Orzechy brazylijskie to prawdziwa bomba selenu – już kilka sztuk dziennie pokrywa całe dzienne zapotrzebowanie. Bogatym źródłem są także ryby i owoce morza, zwłaszcza łosoś, tuńczyk, makrela oraz krewetki. Wątróbka, zwłaszcza drobiowa, również obfituje w selen i inne wartościowe składniki odżywcze.
Produkty pełnoziarniste – takie jak brązowy ryż, kasza gryczana, płatki owsiane czy chleb razowy – dostarczają nie tylko błonnika, ale i odpowiednich ilości mikroelementów. Wśród roślinnych źródeł selenu warto wymienić także brokuły, fasolę, szpinak i soczewicę. Drożdże piwne, choć rzadziej używane w codziennej kuchni, to również świetny sposób na wzbogacenie diety w ten składnik.

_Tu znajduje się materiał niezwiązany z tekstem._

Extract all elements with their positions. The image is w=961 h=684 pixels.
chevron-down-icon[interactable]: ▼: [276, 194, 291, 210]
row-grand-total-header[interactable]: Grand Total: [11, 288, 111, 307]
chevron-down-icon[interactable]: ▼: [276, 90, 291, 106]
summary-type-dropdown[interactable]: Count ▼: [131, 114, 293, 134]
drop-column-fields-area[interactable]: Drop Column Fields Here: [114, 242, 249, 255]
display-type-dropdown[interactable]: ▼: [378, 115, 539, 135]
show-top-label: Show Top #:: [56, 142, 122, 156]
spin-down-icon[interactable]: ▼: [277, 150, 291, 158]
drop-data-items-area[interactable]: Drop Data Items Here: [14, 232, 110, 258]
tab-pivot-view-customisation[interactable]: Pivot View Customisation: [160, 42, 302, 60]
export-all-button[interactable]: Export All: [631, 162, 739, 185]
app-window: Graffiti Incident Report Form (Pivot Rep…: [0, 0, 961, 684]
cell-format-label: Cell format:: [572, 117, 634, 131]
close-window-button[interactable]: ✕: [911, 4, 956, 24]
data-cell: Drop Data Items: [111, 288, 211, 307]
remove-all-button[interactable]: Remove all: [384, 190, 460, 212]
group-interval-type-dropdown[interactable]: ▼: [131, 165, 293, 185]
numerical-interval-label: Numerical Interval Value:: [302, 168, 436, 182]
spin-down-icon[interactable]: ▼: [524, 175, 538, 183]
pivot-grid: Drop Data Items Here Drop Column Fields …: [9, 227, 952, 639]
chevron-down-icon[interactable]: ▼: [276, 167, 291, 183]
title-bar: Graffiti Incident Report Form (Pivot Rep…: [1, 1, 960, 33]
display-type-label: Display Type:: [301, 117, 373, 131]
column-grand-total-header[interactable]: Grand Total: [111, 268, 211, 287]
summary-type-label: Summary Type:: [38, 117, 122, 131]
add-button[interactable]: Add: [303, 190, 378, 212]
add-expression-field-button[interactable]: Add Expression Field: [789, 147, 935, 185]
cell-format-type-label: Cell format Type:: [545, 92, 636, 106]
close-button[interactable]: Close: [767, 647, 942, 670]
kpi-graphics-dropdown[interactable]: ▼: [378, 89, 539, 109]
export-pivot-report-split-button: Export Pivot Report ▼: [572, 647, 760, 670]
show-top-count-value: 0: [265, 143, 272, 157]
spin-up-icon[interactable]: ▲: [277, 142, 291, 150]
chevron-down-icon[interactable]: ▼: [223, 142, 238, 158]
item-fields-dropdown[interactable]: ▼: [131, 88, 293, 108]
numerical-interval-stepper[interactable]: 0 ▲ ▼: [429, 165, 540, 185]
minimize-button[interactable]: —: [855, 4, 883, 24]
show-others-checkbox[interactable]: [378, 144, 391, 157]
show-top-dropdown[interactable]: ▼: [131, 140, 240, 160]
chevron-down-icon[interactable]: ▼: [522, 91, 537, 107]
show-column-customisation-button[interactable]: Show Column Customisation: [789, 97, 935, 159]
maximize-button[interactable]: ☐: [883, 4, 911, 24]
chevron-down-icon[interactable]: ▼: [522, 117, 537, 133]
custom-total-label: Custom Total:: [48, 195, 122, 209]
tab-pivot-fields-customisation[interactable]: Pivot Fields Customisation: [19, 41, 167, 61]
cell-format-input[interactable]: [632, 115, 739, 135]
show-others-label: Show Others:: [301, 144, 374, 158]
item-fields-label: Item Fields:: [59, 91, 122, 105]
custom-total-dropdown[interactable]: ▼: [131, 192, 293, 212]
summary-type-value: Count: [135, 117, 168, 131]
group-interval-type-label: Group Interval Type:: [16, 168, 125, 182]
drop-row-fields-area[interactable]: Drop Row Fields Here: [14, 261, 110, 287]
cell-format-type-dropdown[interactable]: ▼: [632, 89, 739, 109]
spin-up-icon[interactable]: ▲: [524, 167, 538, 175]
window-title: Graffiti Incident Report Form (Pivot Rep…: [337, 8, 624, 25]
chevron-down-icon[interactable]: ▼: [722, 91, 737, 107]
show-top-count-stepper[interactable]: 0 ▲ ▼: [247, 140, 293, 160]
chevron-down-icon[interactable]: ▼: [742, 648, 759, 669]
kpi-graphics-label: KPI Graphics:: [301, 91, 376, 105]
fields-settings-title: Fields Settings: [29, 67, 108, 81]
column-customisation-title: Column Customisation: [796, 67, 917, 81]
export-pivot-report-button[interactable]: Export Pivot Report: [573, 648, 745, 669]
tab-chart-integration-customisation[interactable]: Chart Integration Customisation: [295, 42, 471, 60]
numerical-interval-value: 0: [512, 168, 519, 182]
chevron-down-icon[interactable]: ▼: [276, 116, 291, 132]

Zadbaj o różnorodność – to klucz do zdrowia
Aby uniknąć zarówno niedoboru, jak i nadmiaru selenu, najlepiej postawić na zrównoważoną i urozmaiconą dietę. Regularne spożywanie produktów pochodzenia roślinnego i zwierzęcego, bogatych w ten mikroelement, pozwala utrzymać jego poziom na odpowiednim poziomie bez potrzeby sięgania po suplementy. Jeżeli jednak zachodzi taka konieczność, należy zawsze konsultować to z lekarzem lub dietetykiem.
Selen – cichy bohater zdrowia
Choć nie mówi się o nim tak często, jak o żelazie czy witaminie C, selen odgrywa niezwykle istotną rolę w naszym organizmie. Pomaga utrzymać dobrą kondycję, chroni przed chorobami i wspiera działanie kluczowych układów – od hormonalnego po odpornościowy. Brak tego mikroelementu może odbić się nie tylko na zdrowiu, ale i na urodzie – dlatego warto nie ignorować pierwszych sygnałów, które wysyła organizm.
Wypadające włosy, obniżona odporność i przewlekłe zmęczenie to znaki, że czas przyjrzeć się bliżej swojemu jadłospisowi. Odpowiednio zbilansowana dieta bogata w naturalne źródła selenu może zdziałać więcej niż niejeden suplement. A zdrowie – jak wiadomo – zaczyna się od tego, co mamy na talerzu.